Oxidative stress is a central factor in abiotic and biotic stress phenomena that occurs when there is a serious imbalance in any compartment between the production of Reactive Oxygen Species (ROS) and antioxidant defense, leading to dramatic physiological challenges. Reactive oxygen species have been considered mainly as dangerous molecules, whose concentrations need to be maintained as low as possible, but this concept has changed because of the multiple functions of activated oxygen (Gratão et al., 2005). Many reports have indicated that the negative effect of environmental stresses may be partially due to the generation of ROS and/or inhibition of the system which defends against them. During the reduction of O2 to H2O, a transfer of one, two or three electrons to O2 can occur to form superoxide (O2•¯), hydroxyl radicals (•OH), hydrogen peroxide (H2O2) and singlet oxygen (1O2).

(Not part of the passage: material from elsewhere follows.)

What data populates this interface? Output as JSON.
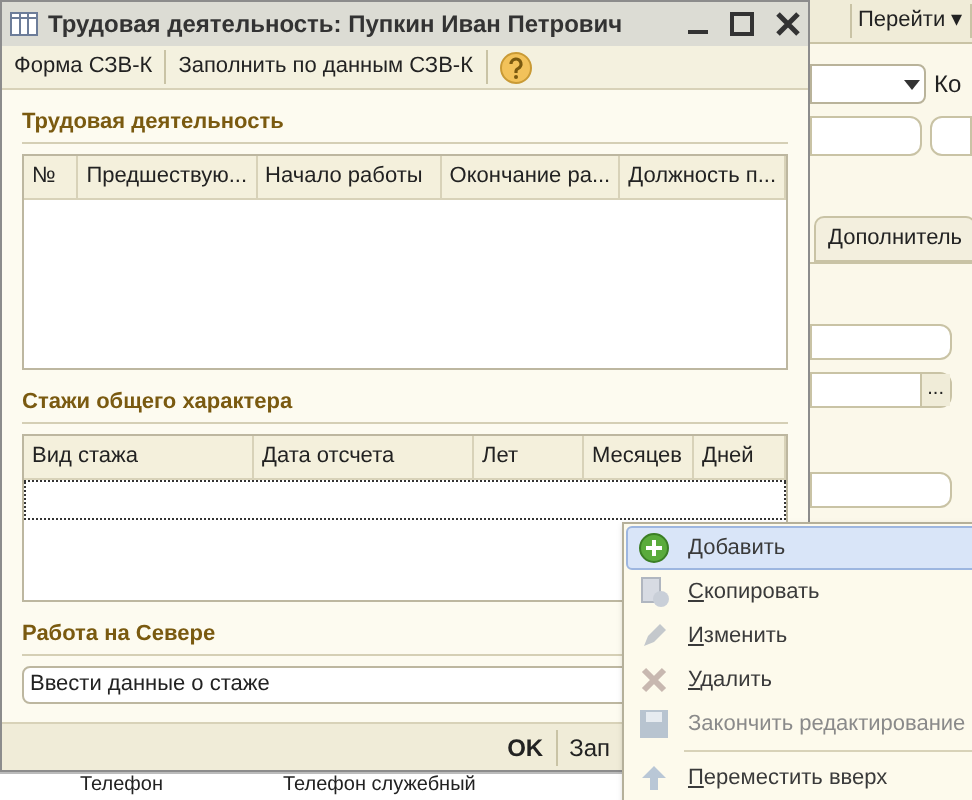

The superoxide radical is produced at the membrane level in most plant cell organelles and hydrogen peroxide is the product of superoxide dismutase and of several oxidases of the peroxisomes. These reactive molecules, especially •OH, are highly destructive to lipids, nucleic acids and proteins. Nevertheless, ROS such as O2•¯ and H2O2 are required for lignification and function as signals in the defense response to pathogen infection (Gratão et al., 2005).
ROS are toxic and result in a variety of injuries to plant metabolism. Reactive oxygen species damage photosynthetic components, inactivate proteins and enzymes and permeabilize membranes by causing lipid peroxidation (Meloni et al., 2003). Two facts are known about lipid peroxidation: first, it occurs on polyunsaturated fatty acids located in cell membranes and intracellular organelles that are highly susceptible to reaction with free radicals; second, it proceeds as a radical chain reaction (Djordjevic, 2004). Moreover, lipid peroxidation induced by ROS is considered to be an important mechanism of membrane deterioration (Santos et al., 2001).
Plants protect themselves by scavenging and disposing of these reactive molecules by use of an enzymic and non-enzymic antioxidant system present in several subcellular compartments. When these defenses fail to halt the self-propagating autooxidation with ROS, cell death ultimately results. The primary scavenger is superoxide dismutase (SOD; EC 1.15.1.1), which converts O2•¯ to H2O2 which is eliminated by peroxidase (POD; EC 1.11.1.11). Hydrogen peroxide is also scavenged by catalase (CAT; EC 1.11.1.6). Plants with high levels of anti-oxidants, either constitutive or induced, have been reported to have greater resistance to this oxidative damage. The correlation between anti-oxidant capacity and salt tolerance has been demonstrated in a large number of plants, including salt-tolerant glycophytes and true halophytes, such as Cassia angustifolia (Agarwal and Pandey, 2004), Helianthus annuus L. (Di Baccio et al., 2004) and Crithmum maritimum (Ben Amor et al., 2005).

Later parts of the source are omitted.